I am not familiar with Accuweather,but I did check
Darksky API,for free trial with unique key,a user would allow thousands calls a day;
"Can I require my users to sign up for a developer's API key?No, your end-users should not sign up for Dark Sky API keys as a means for you to circumvent the daily cap of 1,000 free calls. The 1,000 free calls per day are intended for one developer or company to explore the API."
The TOS of all weather service providers forbids you from asking your users to apply for a key of their own. So, 1000 free queries per day, divided by 24 hours would barely cover the needs of 41 different users.
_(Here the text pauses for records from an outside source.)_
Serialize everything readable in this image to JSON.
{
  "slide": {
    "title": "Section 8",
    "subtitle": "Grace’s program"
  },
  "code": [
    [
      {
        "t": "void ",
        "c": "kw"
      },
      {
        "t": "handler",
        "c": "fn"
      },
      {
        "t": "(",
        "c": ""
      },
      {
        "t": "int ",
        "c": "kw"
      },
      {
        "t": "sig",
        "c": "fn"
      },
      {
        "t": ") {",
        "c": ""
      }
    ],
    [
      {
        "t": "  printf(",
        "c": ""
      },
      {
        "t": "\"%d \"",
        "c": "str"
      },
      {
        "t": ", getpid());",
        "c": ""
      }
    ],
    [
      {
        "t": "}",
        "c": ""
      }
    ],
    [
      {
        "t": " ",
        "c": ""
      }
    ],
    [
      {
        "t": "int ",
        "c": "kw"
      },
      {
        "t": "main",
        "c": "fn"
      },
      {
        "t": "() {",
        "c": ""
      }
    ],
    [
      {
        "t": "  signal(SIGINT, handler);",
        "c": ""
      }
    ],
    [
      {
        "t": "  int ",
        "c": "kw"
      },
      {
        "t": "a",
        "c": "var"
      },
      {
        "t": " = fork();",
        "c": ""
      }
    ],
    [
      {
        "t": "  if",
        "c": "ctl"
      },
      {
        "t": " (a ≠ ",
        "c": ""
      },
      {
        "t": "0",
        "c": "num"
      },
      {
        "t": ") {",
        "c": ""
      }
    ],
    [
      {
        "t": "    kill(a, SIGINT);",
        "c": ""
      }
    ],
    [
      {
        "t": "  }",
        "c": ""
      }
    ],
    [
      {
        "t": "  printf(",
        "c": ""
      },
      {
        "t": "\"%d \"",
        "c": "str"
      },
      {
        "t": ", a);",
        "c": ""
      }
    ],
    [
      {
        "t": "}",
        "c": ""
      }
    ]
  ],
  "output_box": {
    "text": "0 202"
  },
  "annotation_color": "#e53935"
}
This said, their $0.0001 rate per query actually seems very reasonable until you start doing the math. Assuming you do not want to spend more than a reasonable $100 per month for the feed, this would be enough for 100/0.0001 queries, or 1 million queries per month. Seems like a lot, doesn't it?
However, each user would perform 24 queries per day times 30 days per month. So each user would consume 720 queries per month. Dividing 1,000,000 queries per 720 queries, one hundred bucks per month would barely cover the needs of 1,388 users. Even assuming ONLY 14,000 users of your free app, you would be paying over $1,000 per month for the privilege of offering a weather feed to people who have never and will likely never invest a single cent in your company's revenue.
There is simply no ROI for that. Do you guys understand now why SD stopped paying for the Accuweather feed (assuming that is what happened) ? The problem with these things is that they do not scale up with applications used by many thousands of users.